People can be jerks.

Anyway, still within the spectrum of college student who needs a financial break every now and then, I took my mother up on her offer to see a movie and was excited about it all day long, like a kid looking forward to a birthday party. I got home, showered, and waited for my mom to initiate the movie conversation. If you are not paying, you cannot bring it up, and you cannot choose the movie.

"You still want to go to the movies-"

"-YES."

"Let's see Ramona and Beezus. It looks so cute!"

"Um... yeah. Okay. ...Well...Let's go."

Not that I am hating on Ramona and Beezus. I read the books in second grade. They were an integral part of my childhood, and I enjoy remembering my childhood. But I was kind of hoping she'd lean toward Inception or Charlie St. Cloud. Though I should've known better. My mother doesn't like movies with action, complicated plots, death, or any human emotion that is not happiness.

So whatever, we go to Ramona and Beezus.

I laughed so hard in some parts that tears streamed from my eyes.
I was so moved at moments that I cried.
I loved this FAMILY. COMEDY.

What?

WHAT IS GOING ON? AM I INSANE? I AM ALLOWING MY EMOTIONS TO BE TUGGED EVERY WHICH WAY BY RAMONA AND BEEZUS. AND I DO NOT LIKE IT.

If you've read any of my facebook notes recently, you'll know that I detest weddings and the idea of happy families and children.

Okay, well I don't detest them. I just don't feel like any of that is something that I need to think about right now. Or even in the next five, maybe even ten years. I hate being made to think about children I might have, I hate that my heart melts toward them, I hate any thought that begins with, "Maybe at my wedding I'll..."

No.

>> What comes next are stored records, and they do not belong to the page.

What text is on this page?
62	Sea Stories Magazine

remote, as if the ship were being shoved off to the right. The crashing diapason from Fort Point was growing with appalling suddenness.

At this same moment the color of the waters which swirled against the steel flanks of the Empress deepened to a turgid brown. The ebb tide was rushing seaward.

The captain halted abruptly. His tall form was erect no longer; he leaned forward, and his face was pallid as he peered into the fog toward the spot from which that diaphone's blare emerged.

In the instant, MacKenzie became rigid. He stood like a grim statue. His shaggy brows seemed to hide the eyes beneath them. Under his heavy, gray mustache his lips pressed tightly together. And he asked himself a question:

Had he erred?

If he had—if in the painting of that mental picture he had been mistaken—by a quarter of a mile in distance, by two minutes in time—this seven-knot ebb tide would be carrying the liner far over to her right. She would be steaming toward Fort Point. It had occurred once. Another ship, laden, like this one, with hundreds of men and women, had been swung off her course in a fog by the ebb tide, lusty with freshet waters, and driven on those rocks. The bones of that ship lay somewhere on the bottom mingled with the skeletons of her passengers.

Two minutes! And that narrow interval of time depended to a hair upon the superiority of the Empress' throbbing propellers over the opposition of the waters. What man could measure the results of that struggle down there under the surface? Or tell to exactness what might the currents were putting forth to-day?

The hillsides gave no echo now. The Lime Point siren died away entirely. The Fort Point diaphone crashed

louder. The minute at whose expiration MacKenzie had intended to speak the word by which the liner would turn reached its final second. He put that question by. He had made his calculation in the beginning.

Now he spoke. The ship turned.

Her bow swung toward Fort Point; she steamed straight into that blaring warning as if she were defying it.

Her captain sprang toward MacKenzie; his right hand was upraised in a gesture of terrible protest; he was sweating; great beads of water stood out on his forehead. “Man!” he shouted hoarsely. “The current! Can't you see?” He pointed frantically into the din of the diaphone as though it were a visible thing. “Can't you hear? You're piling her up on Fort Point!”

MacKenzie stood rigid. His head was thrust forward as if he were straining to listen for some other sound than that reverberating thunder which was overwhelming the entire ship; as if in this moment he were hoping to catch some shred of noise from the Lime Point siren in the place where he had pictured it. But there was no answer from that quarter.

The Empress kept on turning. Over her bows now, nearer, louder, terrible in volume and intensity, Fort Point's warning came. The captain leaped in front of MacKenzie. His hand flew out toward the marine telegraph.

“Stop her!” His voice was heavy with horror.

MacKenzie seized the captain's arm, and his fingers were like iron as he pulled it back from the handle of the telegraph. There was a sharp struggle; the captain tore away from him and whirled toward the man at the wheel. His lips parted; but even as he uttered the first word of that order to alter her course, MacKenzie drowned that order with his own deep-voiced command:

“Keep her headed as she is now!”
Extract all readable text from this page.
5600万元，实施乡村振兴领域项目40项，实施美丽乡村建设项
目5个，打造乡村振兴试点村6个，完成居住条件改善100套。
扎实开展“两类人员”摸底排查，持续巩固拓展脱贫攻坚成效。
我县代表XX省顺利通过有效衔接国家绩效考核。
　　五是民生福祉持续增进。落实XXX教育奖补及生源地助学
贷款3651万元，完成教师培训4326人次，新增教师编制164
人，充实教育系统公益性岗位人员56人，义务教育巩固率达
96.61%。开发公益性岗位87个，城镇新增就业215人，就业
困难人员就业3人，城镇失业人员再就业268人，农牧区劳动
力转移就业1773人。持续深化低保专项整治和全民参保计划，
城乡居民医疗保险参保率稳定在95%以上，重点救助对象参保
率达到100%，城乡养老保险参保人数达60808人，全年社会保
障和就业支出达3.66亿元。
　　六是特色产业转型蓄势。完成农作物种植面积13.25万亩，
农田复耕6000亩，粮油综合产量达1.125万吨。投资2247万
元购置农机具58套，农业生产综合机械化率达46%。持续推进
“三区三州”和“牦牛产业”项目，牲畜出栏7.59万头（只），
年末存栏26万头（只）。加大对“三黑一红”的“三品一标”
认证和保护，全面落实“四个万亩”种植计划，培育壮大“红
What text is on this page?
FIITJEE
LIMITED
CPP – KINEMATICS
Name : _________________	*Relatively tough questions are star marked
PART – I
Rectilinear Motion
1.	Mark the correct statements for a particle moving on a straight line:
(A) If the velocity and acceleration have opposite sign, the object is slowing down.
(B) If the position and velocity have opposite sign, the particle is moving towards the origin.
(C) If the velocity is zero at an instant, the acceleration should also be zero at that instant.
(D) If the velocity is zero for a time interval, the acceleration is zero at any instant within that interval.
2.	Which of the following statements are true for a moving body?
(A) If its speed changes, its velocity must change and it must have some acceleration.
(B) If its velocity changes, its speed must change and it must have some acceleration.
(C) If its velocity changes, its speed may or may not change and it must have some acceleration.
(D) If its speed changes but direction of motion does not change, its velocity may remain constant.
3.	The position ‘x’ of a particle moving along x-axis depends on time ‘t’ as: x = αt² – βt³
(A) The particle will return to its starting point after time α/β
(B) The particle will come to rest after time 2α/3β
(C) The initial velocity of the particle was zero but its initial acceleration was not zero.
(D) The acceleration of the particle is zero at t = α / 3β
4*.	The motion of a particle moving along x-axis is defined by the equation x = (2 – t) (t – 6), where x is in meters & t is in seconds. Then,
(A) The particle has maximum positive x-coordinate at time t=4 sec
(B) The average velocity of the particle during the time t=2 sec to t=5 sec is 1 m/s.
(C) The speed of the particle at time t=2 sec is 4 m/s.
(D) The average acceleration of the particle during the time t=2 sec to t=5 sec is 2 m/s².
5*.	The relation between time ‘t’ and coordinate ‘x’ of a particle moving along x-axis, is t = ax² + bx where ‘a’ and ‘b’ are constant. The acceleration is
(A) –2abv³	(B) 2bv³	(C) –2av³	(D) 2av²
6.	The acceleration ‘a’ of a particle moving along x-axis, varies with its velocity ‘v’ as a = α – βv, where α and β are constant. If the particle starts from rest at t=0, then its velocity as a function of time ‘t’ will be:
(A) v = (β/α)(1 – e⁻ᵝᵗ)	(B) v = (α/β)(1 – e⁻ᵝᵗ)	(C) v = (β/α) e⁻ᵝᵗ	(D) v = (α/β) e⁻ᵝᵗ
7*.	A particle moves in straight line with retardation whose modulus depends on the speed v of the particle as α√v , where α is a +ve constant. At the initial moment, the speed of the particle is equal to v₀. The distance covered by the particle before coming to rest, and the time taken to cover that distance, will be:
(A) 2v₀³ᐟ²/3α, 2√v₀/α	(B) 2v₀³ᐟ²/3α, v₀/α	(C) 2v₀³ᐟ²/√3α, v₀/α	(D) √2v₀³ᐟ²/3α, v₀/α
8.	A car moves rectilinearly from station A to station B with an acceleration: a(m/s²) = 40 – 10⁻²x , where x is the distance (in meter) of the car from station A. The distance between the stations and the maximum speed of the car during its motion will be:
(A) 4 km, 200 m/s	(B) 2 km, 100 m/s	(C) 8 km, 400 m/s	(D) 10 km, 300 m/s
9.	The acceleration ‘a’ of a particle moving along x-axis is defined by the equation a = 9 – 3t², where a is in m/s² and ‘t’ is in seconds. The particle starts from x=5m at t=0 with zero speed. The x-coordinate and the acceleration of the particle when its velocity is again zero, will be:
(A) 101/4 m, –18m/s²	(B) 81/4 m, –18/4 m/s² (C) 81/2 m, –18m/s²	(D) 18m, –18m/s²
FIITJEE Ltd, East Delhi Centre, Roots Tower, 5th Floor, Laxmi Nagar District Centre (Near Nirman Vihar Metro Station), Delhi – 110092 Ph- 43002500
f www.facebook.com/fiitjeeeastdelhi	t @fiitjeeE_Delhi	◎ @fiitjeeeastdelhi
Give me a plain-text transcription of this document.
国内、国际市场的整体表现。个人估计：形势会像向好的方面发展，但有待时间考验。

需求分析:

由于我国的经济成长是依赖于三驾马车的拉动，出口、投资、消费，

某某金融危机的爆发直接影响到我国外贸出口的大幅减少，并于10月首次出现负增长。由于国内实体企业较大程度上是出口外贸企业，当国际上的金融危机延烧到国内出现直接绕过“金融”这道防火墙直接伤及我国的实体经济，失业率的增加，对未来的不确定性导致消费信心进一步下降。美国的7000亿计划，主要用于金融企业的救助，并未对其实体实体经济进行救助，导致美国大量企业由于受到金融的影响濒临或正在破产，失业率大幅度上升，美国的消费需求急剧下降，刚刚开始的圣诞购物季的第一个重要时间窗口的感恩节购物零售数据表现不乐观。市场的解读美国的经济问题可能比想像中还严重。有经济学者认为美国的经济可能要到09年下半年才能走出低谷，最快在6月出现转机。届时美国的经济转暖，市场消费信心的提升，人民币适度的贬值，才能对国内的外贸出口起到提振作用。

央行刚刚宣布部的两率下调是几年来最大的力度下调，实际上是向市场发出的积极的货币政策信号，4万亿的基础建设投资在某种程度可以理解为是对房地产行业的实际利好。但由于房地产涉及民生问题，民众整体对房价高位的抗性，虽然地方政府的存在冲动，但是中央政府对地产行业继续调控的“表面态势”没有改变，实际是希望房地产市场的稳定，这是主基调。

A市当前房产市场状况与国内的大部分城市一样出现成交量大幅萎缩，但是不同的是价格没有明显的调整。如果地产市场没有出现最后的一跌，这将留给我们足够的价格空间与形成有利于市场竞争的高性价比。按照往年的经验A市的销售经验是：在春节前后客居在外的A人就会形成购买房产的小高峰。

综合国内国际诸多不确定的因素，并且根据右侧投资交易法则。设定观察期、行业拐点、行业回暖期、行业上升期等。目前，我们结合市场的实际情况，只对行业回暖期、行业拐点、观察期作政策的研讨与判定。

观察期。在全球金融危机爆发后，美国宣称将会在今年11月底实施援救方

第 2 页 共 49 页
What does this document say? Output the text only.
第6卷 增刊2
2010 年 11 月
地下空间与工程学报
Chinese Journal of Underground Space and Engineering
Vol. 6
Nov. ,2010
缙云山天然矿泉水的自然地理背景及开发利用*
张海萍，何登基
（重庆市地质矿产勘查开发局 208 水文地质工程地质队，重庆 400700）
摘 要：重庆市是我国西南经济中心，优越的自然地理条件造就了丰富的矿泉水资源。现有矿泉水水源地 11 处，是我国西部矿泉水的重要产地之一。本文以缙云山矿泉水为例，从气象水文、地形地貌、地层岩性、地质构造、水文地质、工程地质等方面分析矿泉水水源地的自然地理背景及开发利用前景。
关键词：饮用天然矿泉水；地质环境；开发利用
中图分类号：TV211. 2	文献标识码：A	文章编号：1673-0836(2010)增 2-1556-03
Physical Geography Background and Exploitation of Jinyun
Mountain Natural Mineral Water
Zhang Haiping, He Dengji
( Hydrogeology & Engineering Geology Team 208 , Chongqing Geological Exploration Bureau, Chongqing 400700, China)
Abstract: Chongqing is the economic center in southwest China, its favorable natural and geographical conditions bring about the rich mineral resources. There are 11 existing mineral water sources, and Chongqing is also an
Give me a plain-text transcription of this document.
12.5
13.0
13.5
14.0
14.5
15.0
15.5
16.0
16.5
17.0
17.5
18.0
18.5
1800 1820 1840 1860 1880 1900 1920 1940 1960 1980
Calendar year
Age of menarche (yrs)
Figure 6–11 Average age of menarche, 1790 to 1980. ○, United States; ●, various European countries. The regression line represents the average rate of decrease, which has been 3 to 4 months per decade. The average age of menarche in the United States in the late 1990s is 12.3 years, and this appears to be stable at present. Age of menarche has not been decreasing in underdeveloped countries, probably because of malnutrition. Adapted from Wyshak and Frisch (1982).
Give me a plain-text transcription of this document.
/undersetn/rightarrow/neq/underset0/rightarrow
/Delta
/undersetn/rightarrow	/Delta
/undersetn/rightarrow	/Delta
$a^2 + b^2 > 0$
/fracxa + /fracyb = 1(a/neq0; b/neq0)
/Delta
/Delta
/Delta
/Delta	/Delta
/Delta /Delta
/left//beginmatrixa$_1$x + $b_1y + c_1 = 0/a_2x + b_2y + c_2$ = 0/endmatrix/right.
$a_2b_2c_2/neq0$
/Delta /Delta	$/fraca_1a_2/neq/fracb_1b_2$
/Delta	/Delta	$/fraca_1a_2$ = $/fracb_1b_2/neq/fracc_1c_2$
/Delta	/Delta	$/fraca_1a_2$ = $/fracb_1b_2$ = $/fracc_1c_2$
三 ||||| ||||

Stop it. There is no wedding that you need to worry about right now. I highly doubt your kids will be as freaking ADORABLE as Ramona Quimby, so don't get your hopes too high.

But then again... what if MY kids are cooler than Ramona Quimby? This could happen, that's all I'm saying.

Again, no. Stop. STOP FEELING EMOTIONS AND THINKING ABOUT YOUR FUTURE. I sincerely hope that the makers of Ramona and Beesuz did not intend to put my psyche through the ringer like this when they made this precious little film.

I will not be around kids for the next two weeks. I think that this is a good start on the road to recovery.